Bugünün aday barış güvercini Santos, henüz yakın zamana kadar teröristlerle masaya oturmam diyordu. Bir sürü zaman sarf ettiği ‘Bittiler.’ ‘Bitiyorlar.’, ‘Ha bitti ha bitecekler.’ açıklamalarını da es geçiyorum. Zaten siz bu tür açıklamaların benzerlerini her gün okuyorsunuz. Bu yüzden başında ki ülke adını değiştirin, yeterli. Söylemek istediğim şu aslında, bu iş iyi olmak meselesi filan değil, ancak koşullar zorlayınca oturmak zorunda kalıyorlar. Santos’un siciline bakarsanız çok açık ki Kolombiya’da ki bütün gerilla hareketlerini –Ama bu arada herkes ELN’yi unutuyor. FARC-EP kadar büyük olmasa da önemli bir gücü vardır.- bitirmek isteyecektir ama bugün kardeşi Enrique Santos Calderon de bizzat dahil olduğu bir görüşmeler süreci söz konusu. Yani zoraki barış güvercini yapacak hayat, ölüm timleri komutanını.
Bu durum gerilla için de söz konusu. Bazı şeyleri iyi ya da kötü diye yorumlayamazsınız. Bunlar olgudur. Bu olgudan söz ederken, hareketin kurucusu Marulanda’nın hayatını kaybetmesi, ardından başından beri en etkili isimlerinden, teorisyenlerinden Alfonso Cano’nun öldürülmesinden söz etmiyorum.
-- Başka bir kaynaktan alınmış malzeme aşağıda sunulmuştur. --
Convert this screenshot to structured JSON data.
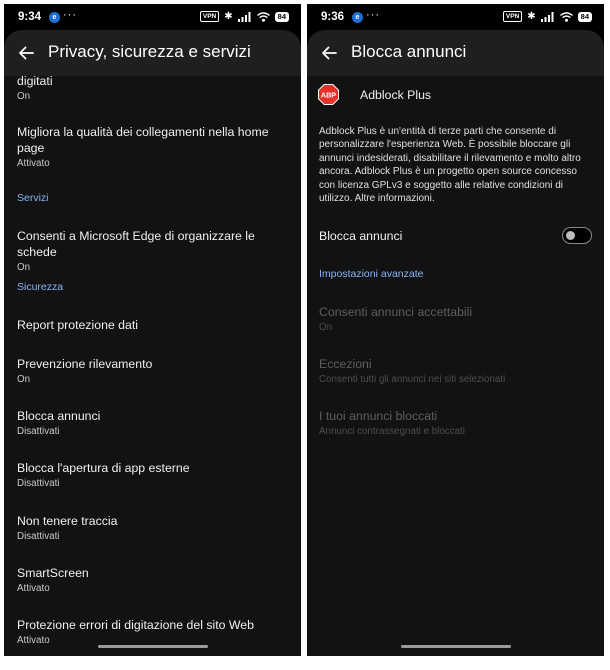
{
  "left": {
    "status": {
      "time": "9:34",
      "badge": "e",
      "dots": "···",
      "vpn": "VPN",
      "battery": "84"
    },
    "title": "Privacy, sicurezza e servizi",
    "items": [
      {
        "title": "digitati",
        "sub": "On"
      },
      {
        "title": "Migliora la qualità dei collegamenti nella home page",
        "sub": "Attivato"
      },
      {
        "title": "Consenti a Microsoft Edge di organizzare le schede",
        "sub": "On"
      },
      {
        "title": "Report protezione dati",
        "sub": ""
      },
      {
        "title": "Prevenzione rilevamento",
        "sub": "On"
      },
      {
        "title": "Blocca annunci",
        "sub": "Disattivati"
      },
      {
        "title": "Blocca l'apertura di app esterne",
        "sub": "Disattivati"
      },
      {
        "title": "Non tenere traccia",
        "sub": "Disattivati"
      },
      {
        "title": "SmartScreen",
        "sub": "Attivato"
      },
      {
        "title": "Protezione errori di digitazione del sito Web",
        "sub": "Attivato"
      }
    ],
    "sections": {
      "services": "Servizi",
      "security": "Sicurezza"
    }
  },
  "right": {
    "status": {
      "time": "9:36",
      "badge": "e",
      "dots": "···",
      "vpn": "VPN",
      "battery": "84"
    },
    "title": "Blocca annunci",
    "provider": "Adblock Plus",
    "logo_text": "ABP",
    "description": "Adblock Plus è un'entità di terze parti che consente di personalizzare l'esperienza Web. È possibile bloccare gli annunci indesiderati, disabilitare il rilevamento e molto altro ancora. Adblock Plus è un progetto open source concesso con licenza GPLv3 e soggetto alle relative condizioni di utilizzo. Altre informazioni.",
    "toggle": {
      "label": "Blocca annunci",
      "on": false
    },
    "advanced_header": "Impostazioni avanzate",
    "advanced": [
      {
        "title": "Consenti annunci accettabili",
        "sub": "On"
      },
      {
        "title": "Eccezioni",
        "sub": "Consenti tutti gli annunci nei siti selezionati"
      },
      {
        "title": "I tuoi annunci bloccati",
        "sub": "Annunci contrassegnati e bloccati"
      }
    ]
  },
  "colors": {
    "accent": "#8ab4f8",
    "logo_red": "#e4322b",
    "appbar": "#1f1f1f",
    "background": "#121212"
  }
}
Özellikle uluslararası durum çok etkili. Guatemala’da URNG eski gerilla harekeyle konuşurken ülkenin başkentinin kıyısındaydınız neden barış imzaladınız diye sorduğumda, Berlin duvarı yıkıldı diyorlardı. Hareketin Sovyetler Birliği ile bağı yoktu. Ne Berlin duvarını ne de öyle bir sosyalizmi savunuyordu ama Berlin duvarı üstlerine yıkıldı. Ayrıca devrim yapmış Nikaragua ve ardından El Salvador barış anlaşması imzalamıştı. URNG bu olgu karşısında hareket etti.
FARC içinde benzer olgular söz konusu. Mesela Ortadoğu’dan farklı olarak, neredeyse bütün çevrelerinde bir ‘sükunet’ hakim. Bunun ötesinde bence en önemli unsur, Latin Amerika’nın en önemli figürü Chavez’in bu barışı istemesidir. Zaten her Venezuella seçim döneminde Chavez’in, yangında ilk vazgeçtiği, en azından resmi olarak vazgeçtiği Kolombiya’dır. Özellikle hasta Chavez’in muhtemel kaybedilmesi durumu karşısında, ancak bu tür sükunet, Chavist iktidarın devamını sağlayabilir diye düşünmekteler. Bu nedenle özellikle son yıllar da Venezuella ile bağları güçlenen FARC-EP’nin masaya oturmasında en büyük etkenin bu olduğu kanısındayım. Ayrıca bu durum Chavez’in söz konusu seçim de, yüzde 59 civarında bir oyla yeniden seçilmesi –Bu görüşmeler olmasaydı bu oy oranı daha düşük olabilirdi.-sağlayacaktır.
Masaya otururken FARC-EP’nin her şeyden vaz geçeceğini sakın sanmayın. Birçok barış görüşmesi sürecini yaşamış, kendi alanlarında her türlü zorluğa rağmen ‘kolektif demokrasi’ biçimini yaşama geçirmiş bir hareketin önerilecek bir teslimiyeti kabul etmeyeceği açıktır. Zaten ilk taleplere baktığınızda bunu göreceksiniz. Aslında burada barış talebinde daha samimi olan FARC-EP’dir ama Kolombiya devletinde en az Osmanlı kadar oyun çok.
Şimdi en azından görüşmeler başlıyor ama Kolombiya da barış olacak mı? Gerçek bir barış olacak mı?
Ve sonuç olarak, bana da Kolombiya yolları görünür…

paylaş

Haberler


   

Yeni Özgür Politika

© Copyright 2025 Yeni Özgür Politika | Tüm Hakları Saklıdır.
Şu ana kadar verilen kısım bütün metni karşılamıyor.